Although expensive, the plan offered no deductible and a $3,500 out-of-pocket spending limit. [Health politics: 2020 hopefuls differ on more than insurance coverage]
Her cheapest insurance plan option under the 2010 health care law, meanwhile, had a $600 premium with a $7,000 deductible and a $8,150 out-of-pocket cap. She only qualifies for a federal subsidy of less than $100 per month, she says, because of rental income from a studio she owns and her disability pay.
“To sum up, little or no overall cost difference,” Corum says, adding she prefers “the devil you know versus the devil you don’t know.”
All told, she estimates that she pays $1,500 a month for her medical care now. She projects she only has a few years before her savings are gone.
Corum’s case illustrates why, 10 years after the passage of the health care law that became known as the Affordable Care Act and which was intended to give patients less costly options, more work remains to be done.

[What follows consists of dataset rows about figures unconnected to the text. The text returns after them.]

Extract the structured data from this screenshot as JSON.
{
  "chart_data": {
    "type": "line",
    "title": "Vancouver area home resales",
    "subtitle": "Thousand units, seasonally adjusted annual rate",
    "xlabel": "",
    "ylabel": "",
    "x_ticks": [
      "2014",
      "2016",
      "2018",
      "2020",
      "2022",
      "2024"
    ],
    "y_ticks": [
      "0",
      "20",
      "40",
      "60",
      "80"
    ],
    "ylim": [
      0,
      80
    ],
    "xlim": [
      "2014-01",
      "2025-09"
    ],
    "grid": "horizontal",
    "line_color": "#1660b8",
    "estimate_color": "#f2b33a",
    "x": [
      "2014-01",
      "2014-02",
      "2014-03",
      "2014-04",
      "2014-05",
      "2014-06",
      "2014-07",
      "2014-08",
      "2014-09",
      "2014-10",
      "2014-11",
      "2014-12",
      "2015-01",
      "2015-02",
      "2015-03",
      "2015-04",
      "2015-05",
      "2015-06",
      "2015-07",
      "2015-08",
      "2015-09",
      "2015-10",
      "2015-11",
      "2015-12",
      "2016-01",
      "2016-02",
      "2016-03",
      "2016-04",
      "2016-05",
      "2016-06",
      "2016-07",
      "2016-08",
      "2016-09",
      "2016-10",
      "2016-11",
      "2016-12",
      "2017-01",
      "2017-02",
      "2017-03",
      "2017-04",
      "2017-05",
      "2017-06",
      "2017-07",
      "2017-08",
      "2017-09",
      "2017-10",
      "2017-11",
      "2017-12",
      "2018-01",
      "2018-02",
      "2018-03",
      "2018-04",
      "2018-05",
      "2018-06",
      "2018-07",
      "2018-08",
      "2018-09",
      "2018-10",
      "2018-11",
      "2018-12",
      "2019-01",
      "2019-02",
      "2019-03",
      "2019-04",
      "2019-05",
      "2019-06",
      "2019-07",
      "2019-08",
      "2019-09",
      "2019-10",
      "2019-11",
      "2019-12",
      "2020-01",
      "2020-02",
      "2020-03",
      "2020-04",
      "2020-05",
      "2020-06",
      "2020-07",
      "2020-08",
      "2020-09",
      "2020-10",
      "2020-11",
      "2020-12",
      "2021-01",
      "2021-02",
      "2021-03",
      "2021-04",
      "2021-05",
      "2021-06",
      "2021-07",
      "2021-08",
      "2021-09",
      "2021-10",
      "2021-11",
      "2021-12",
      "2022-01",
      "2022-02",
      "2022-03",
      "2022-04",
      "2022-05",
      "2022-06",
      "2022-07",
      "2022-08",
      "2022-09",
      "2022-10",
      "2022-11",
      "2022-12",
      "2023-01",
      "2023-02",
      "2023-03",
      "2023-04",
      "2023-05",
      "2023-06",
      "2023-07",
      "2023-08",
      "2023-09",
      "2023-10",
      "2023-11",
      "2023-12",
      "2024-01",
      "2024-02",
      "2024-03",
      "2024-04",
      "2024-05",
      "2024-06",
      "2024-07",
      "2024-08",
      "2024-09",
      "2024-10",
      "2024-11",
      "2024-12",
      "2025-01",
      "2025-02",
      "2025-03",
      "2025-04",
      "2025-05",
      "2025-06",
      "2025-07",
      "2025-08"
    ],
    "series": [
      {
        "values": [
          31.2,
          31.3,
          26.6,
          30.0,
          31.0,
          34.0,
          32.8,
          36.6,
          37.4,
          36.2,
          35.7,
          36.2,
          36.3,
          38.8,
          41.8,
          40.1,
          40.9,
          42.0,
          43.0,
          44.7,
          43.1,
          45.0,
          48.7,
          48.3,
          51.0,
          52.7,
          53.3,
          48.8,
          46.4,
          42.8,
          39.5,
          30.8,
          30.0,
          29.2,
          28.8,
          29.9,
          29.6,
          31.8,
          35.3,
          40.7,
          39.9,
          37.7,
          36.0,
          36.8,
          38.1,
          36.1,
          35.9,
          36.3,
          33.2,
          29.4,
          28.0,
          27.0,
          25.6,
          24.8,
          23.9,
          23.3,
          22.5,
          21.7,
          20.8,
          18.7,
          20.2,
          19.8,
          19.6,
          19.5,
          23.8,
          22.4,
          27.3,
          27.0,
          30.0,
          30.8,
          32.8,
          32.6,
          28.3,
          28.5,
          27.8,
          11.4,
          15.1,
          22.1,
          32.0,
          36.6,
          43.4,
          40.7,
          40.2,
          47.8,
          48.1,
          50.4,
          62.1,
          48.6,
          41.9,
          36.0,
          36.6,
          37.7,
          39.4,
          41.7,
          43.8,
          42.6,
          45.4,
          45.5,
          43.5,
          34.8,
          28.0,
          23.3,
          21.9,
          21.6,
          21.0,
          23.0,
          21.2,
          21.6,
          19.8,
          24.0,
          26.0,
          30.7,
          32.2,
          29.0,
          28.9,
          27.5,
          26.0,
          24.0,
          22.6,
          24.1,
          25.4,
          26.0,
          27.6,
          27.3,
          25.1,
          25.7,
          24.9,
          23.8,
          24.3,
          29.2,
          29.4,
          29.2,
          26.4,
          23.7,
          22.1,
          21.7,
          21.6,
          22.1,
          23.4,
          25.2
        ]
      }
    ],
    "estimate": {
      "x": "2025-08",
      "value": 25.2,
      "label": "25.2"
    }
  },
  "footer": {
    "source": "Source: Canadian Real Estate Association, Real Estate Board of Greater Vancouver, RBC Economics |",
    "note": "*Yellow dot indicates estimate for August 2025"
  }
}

To be sure, the 2010 law succeeded in significantly improving health insurance for many people facing difficult situations. People who qualify based on their incomes can typically get essentially free care if their state expanded Medicaid or federally subsidized insurance through new online marketplaces.
Before the law took effect, cancer patients like Corum sometimes couldn’t get private insurance at all. If they were lucky enough to find a plan that offered them coverage, patients with preexisting conditions often faced unaffordable bills or limited benefits.[House panels to take up surprise billing proposals]
It was this insurance practice of discriminating against preexisting conditions that President Barack Obama’s law sought to solve. But while it ushered in a number of much-needed changes to strengthen benefits and provided new coverage to more than 20 million people, the law did little to curb rising costs like premiums and deductibles. The law, as implemented, mostly ignored the underlying driver of those rates — the price of medical care and prescription drugs.
Even as the number of people with insurance has soared, costs for some consumers remain an intractable personal challenge and a growing political concern. The law has been a gift and a curse for both parties since 2010, helping propel Republicans into office in the years after its passage, but costing them the House in 2018 after a series of repeal attempts fell short in spectacular fashion.
Now Democrats are again staking their campaigns on health care as they acknowledge the law was not enough. Presidential contenders are split on how far to expand government-run coverage, but stand united in their belief that changes need to happen for patients like Corum.
Corum’s situation prompted her to get involved with advocacy groups like Health Care Voter, and to lobby for Democrats’ proposals to lower drug prices. She entered a clinical trial after the cancer spread to her liver, and says she’s fortunate to receive extra attention from physicians and have the cost of her treatments — which totaled nearly $40,000 in just one month last year — largely covered for now through either the trial or COBRA, officially called the Consolidated Omnibus Budget Reconciliation Act.
But her situation could turn dire in an instant. Metastatic breast cancer is a lifelong diagnosis, often resurfacing in other parts of the body.
“Literally you get up every morning and play Russian roulette,” she says. “You just don’t know.”